La FNSEA change de tête mais pas de style

Par , le 18 mai 2001 à 18h28 , mis à jour le 17 mai 2001 à 19h14

Exit Luc Guyau. Après dix ans à la tête du principal syndicat agricole, il laisse la main à Jean-Michel Lemétayer, "un vieux de la vieille" de la FNSEA. De nombreux chantiers l'attendent mais il le dit lui-même, il n'apprécie guère la précipitation.

lemétayer Guyau fnsea agriculture © INTERNE

Un Breton succède à un Vendéen. Jean-Michel Lemétayer a été élu hier président de la FNSEA (Fédération nationale des syndicats d'exploitants agricoles). De son côté, Luc Guyau, qui a présidé le syndicat agricole majoritaire, pendant près d'une décennie, a pris la tête de l'Assemblée permanente des chambres d'agriculture (APCA).

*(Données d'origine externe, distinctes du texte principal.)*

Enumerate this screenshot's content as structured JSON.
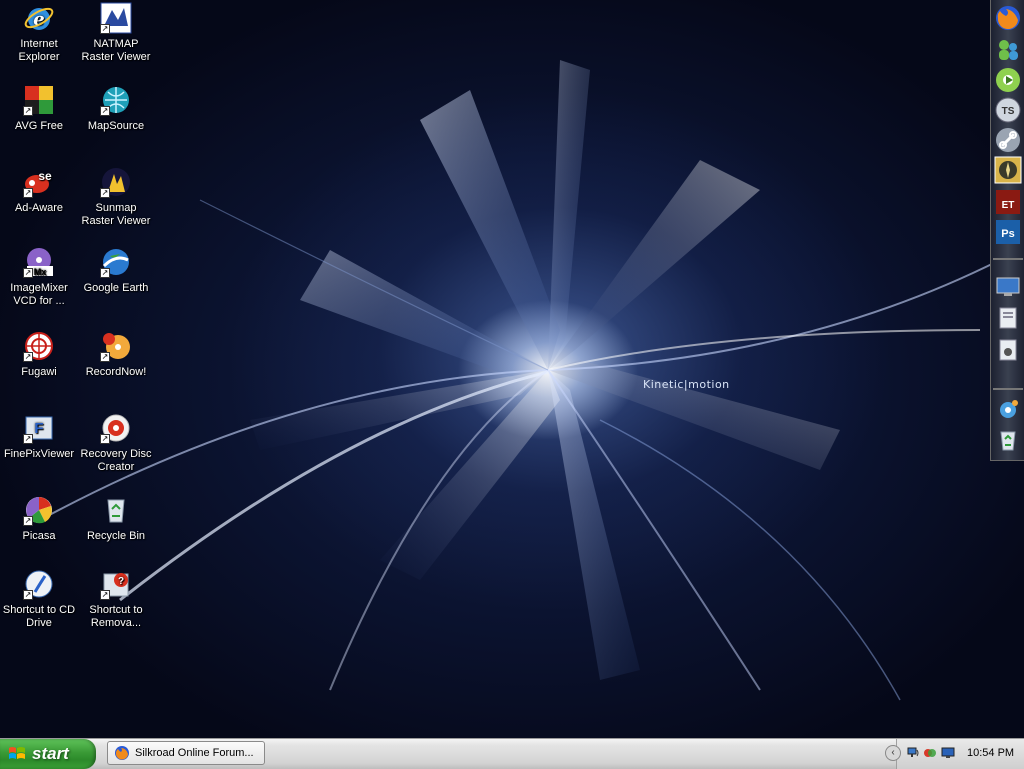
{
  "wallpaper": {
    "brand_text": "Kinetic|motion"
  },
  "desktop_icons": [
    {
      "id": "internet-explorer",
      "label": "Internet\nExplorer",
      "icon": "ie-icon"
    },
    {
      "id": "natmap",
      "label": "NATMAP\nRaster Viewer",
      "icon": "natmap-icon"
    },
    {
      "id": "avg",
      "label": "AVG Free",
      "icon": "avg-icon"
    },
    {
      "id": "mapsource",
      "label": "MapSource",
      "icon": "mapsource-icon"
    },
    {
      "id": "adaware",
      "label": "Ad-Aware",
      "icon": "adaware-icon"
    },
    {
      "id": "sunmap",
      "label": "Sunmap\nRaster Viewer",
      "icon": "sunmap-icon"
    },
    {
      "id": "imagemixer",
      "label": "ImageMixer\nVCD for ...",
      "icon": "imagemixer-icon"
    },
    {
      "id": "google-earth",
      "label": "Google Earth",
      "icon": "google-earth-icon"
    },
    {
      "id": "fugawi",
      "label": "Fugawi",
      "icon": "fugawi-icon"
    },
    {
      "id": "recordnow",
      "label": "RecordNow!",
      "icon": "recordnow-icon"
    },
    {
      "id": "finepix",
      "label": "FinePixViewer",
      "icon": "finepix-icon"
    },
    {
      "id": "recovery",
      "label": "Recovery Disc\nCreator",
      "icon": "recovery-disc-icon"
    },
    {
      "id": "picasa",
      "label": "Picasa",
      "icon": "picasa-icon"
    },
    {
      "id": "recycle",
      "label": "Recycle Bin",
      "icon": "recycle-bin-icon"
    },
    {
      "id": "cd-drive",
      "label": "Shortcut to CD\nDrive",
      "icon": "cd-drive-icon"
    },
    {
      "id": "removable",
      "label": "Shortcut to\nRemova...",
      "icon": "removable-drive-icon"
    }
  ],
  "dock": {
    "items": [
      "firefox-icon",
      "messenger-icon",
      "media-icon",
      "teamspeak-icon",
      "link-icon",
      "compass-icon",
      "game-icon",
      "photoshop-icon",
      "monitor-icon",
      "documents-icon",
      "pictures-icon",
      "settings-icon",
      "recycle-icon"
    ]
  },
  "taskbar": {
    "start_label": "start",
    "task_label": "Silkroad Online Forum...",
    "clock": "10:54 PM"
  },
  "colors": {
    "start_green": "#3a9a36",
    "taskbar_gray": "#d3d3d3",
    "wallpaper_dark": "#05081a"
  }
}
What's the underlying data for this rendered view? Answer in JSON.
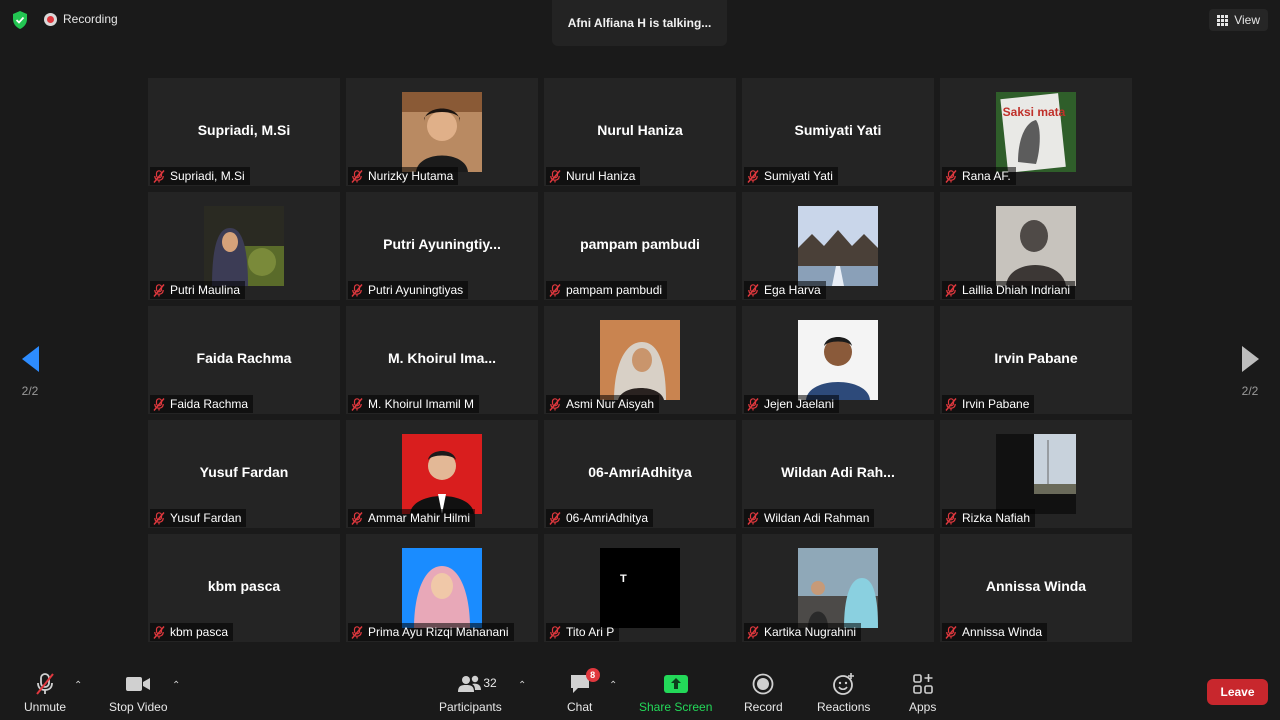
{
  "top": {
    "recording_label": "Recording",
    "talking_text": "Afni Alfiana H is talking...",
    "view_label": "View"
  },
  "pagination": {
    "left_page": "2/2",
    "right_page": "2/2"
  },
  "participants": [
    {
      "display": "Supriadi, M.Si",
      "label": "Supriadi, M.Si",
      "photo": false
    },
    {
      "display": "",
      "label": "Nurizky Hutama",
      "photo": "person-young-man"
    },
    {
      "display": "Nurul Haniza",
      "label": "Nurul Haniza",
      "photo": false
    },
    {
      "display": "Sumiyati Yati",
      "label": "Sumiyati Yati",
      "photo": false
    },
    {
      "display": "",
      "label": "Rana AF.",
      "photo": "book-cover-saksi-mata",
      "photo_text": "Saksi mata"
    },
    {
      "display": "",
      "label": "Putri Maulina",
      "photo": "woman-hijab-outdoor"
    },
    {
      "display": "Putri Ayuningtiy...",
      "label": "Putri Ayuningtiyas",
      "photo": false
    },
    {
      "display": "pampam pambudi",
      "label": "pampam pambudi",
      "photo": false
    },
    {
      "display": "",
      "label": "Ega Harva",
      "photo": "building-sky"
    },
    {
      "display": "",
      "label": "Laillia Dhiah Indriani",
      "photo": "blurred-person"
    },
    {
      "display": "Faida Rachma",
      "label": "Faida Rachma",
      "photo": false
    },
    {
      "display": "M. Khoirul Ima...",
      "label": "M. Khoirul Imamil M",
      "photo": false
    },
    {
      "display": "",
      "label": "Asmi Nur Aisyah",
      "photo": "woman-hijab-orange"
    },
    {
      "display": "",
      "label": "Jejen Jaelani",
      "photo": "man-portrait-white"
    },
    {
      "display": "Irvin Pabane",
      "label": "Irvin Pabane",
      "photo": false
    },
    {
      "display": "Yusuf Fardan",
      "label": "Yusuf Fardan",
      "photo": false
    },
    {
      "display": "",
      "label": "Ammar Mahir Hilmi",
      "photo": "man-portrait-red"
    },
    {
      "display": "06-AmriAdhitya",
      "label": "06-AmriAdhitya",
      "photo": false
    },
    {
      "display": "Wildan Adi Rah...",
      "label": "Wildan Adi Rahman",
      "photo": false
    },
    {
      "display": "",
      "label": "Rizka Nafiah",
      "photo": "window-view"
    },
    {
      "display": "kbm pasca",
      "label": "kbm pasca",
      "photo": false
    },
    {
      "display": "",
      "label": "Prima Ayu Rizqi Mahanani",
      "photo": "woman-hijab-blue"
    },
    {
      "display": "",
      "label": "Tito Ari P",
      "photo": "black-square-letter",
      "photo_text": "T"
    },
    {
      "display": "",
      "label": "Kartika Nugrahini",
      "photo": "family-outdoor"
    },
    {
      "display": "Annissa Winda",
      "label": "Annissa Winda",
      "photo": false
    }
  ],
  "toolbar": {
    "unmute": "Unmute",
    "stop_video": "Stop Video",
    "participants": "Participants",
    "participants_count": "32",
    "chat": "Chat",
    "chat_badge": "8",
    "share_screen": "Share Screen",
    "record": "Record",
    "reactions": "Reactions",
    "apps": "Apps",
    "leave": "Leave"
  },
  "colors": {
    "background": "#1a1a1a",
    "tile": "#242424",
    "accent_blue": "#2d8cff",
    "share_green": "#23d959",
    "leave_red": "#c8272d",
    "muted_red": "#e0383e"
  }
}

La présidence de Luc Guyau avait été marquée par l'émergence de la crise de la vache folle, la dénonciation d'un "productivisme à tout va" et par la fin de la situation monopolistique de la FNSEA. En effet, le principal syndicat agricole avait été habitué à plus d'égards de la part des gouvernements précédents. A son arrivée à la rue de Varenne, le ministre de l'agriculture Jean Glavany avait mis fin au système de la "cogestion" qui faisait de la FNSEA le seul interlocuteur des pouvoirs publics. Place au pluralisme et à l'arrivée d'un trouble-fête qui devait à plusieurs reprises hérisser les anciens caciques : José Bové.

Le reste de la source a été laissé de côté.